Predictably, the theme of the discussion centered on Berlin’s long road to becoming the “new Silicon Valley”. And as to be expected, cheap rents and the low cost of living in Berlin was the talked-about drawcard. But the major difference between Berlin and Silicon Valley that everyone agreed upon was that Silicon Valley has the ideas and the money, while at the moment Berlin just has the ideas.
As Bach commented, “it’s easy to build a great international team in Berlin. But if you want funding, you have to go elsewhere. There are very few people in Germany who would have invested $6 billion in Groupon. It just doesn’t happen.”
Kaczmarek agrees, “I haven’t seen a Berlin startup successfully growing in the US, it’s just not comparable. We don’t have any of the Googles, the eBays or the Facebooks coming out of Germany.”
A major problem facing Berlin is the need for startups to roll out internationally in order to gain any form of success. The challenges associated with developing and launching a startup that will gain interest across the vastly different countries in Europe is detrimental to the Berlin startup scene. While American startups are able to launch successfully – even if they stay within the States for the first year, this luxury is not enjoyed by Berlin companies.
Germany’s traditional interest in funding and supporting the automobile and engineering industry rather than digital businesses was also seen as having a negative effect on the progression of the Berlin startup scene.

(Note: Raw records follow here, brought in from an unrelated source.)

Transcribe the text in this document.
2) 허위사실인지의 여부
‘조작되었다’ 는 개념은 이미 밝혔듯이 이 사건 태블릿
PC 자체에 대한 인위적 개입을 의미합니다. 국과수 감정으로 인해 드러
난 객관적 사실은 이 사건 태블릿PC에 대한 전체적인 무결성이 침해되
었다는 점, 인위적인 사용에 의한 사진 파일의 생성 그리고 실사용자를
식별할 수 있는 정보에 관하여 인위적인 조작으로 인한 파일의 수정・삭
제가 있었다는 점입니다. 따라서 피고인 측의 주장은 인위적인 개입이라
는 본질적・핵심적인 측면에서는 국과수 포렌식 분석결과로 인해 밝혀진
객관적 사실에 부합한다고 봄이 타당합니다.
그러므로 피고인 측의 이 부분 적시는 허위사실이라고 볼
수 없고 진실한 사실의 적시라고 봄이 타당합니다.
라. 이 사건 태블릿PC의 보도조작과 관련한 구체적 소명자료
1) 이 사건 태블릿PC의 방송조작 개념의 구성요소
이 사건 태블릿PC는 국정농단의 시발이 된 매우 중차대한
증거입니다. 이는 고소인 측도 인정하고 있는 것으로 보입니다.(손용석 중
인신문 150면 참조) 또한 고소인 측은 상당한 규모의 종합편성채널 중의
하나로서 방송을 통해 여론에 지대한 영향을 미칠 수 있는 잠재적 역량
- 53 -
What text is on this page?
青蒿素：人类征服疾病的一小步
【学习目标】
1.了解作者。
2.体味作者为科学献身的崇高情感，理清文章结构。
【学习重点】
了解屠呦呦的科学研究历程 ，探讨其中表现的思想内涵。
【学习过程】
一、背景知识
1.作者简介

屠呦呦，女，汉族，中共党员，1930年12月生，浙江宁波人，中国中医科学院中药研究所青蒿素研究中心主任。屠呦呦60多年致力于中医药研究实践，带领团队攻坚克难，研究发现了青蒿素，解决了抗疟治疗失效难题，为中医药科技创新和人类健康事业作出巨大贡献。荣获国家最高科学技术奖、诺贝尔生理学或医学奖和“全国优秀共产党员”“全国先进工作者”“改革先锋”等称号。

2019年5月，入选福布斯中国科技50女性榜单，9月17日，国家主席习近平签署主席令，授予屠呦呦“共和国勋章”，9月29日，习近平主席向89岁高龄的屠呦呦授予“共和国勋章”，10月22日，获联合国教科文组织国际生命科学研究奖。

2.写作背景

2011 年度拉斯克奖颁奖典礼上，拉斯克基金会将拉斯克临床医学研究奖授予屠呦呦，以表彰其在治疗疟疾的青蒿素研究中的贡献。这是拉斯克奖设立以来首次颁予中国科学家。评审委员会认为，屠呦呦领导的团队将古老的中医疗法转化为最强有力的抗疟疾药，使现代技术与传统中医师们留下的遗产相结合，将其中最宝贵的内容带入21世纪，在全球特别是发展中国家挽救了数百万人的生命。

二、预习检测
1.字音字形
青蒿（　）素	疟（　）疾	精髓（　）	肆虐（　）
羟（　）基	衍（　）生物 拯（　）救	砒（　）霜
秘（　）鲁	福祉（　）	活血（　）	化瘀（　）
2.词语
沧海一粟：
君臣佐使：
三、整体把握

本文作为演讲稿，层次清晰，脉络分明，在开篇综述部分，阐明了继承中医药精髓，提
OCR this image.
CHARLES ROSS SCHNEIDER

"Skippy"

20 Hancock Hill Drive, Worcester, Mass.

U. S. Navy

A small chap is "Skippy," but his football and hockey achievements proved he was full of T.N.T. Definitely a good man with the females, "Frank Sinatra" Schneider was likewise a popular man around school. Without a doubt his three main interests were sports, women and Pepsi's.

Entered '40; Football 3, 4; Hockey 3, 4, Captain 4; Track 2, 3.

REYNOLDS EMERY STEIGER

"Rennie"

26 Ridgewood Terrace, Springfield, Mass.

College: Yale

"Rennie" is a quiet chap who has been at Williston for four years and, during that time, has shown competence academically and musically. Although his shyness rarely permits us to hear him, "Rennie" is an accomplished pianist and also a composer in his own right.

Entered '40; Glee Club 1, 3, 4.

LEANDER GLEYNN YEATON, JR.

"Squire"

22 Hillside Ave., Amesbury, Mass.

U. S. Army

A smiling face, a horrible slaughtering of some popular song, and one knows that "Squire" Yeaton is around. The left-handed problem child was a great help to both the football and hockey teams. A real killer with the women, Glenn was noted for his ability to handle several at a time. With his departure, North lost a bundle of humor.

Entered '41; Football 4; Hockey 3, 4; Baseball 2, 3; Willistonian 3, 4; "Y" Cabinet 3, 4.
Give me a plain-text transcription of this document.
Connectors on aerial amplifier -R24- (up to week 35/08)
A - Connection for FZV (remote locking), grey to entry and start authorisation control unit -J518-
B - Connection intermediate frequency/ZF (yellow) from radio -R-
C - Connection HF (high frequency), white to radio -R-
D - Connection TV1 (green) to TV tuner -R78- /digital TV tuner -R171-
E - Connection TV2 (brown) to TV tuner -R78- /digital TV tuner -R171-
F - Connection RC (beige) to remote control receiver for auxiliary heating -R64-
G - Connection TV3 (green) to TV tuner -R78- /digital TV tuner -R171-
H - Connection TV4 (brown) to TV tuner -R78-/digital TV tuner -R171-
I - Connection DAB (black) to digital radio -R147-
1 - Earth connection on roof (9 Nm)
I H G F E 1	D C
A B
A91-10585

Koch noted the difference in attitude between the respective Heads of State in Germany and the United States: “Are we going to be as important to Merkel as Silicon Valley is to Obama? Probably not for the next 20 or so years that she’ll be in power.”
Bach disagrees, saying that “Germany will invest in the startup scene when it becomes more important – when startups start being relevant and gain proper commercial success of at least one million. Until then, no one will be interested.”
As far as the difference in the education system and the willingness to poach talented kids from universities, it seems that Berlin is on the right track by setting up the first MBAs in the city. But it’ll be another 10 years until the effects will really be seen.
And finally, the differences in mentalities of Germans and Americans was commented on, the pride of failing and picking yourself up again that characterises American startups is desperately needed in the Berlin hub, along with more lenient bankruptcy laws in Germany.
The panel highlighted what we all know, really: Berlin is doing well, but there’s definitely a long way to go before the continental startup mecca will be rolling in the big league.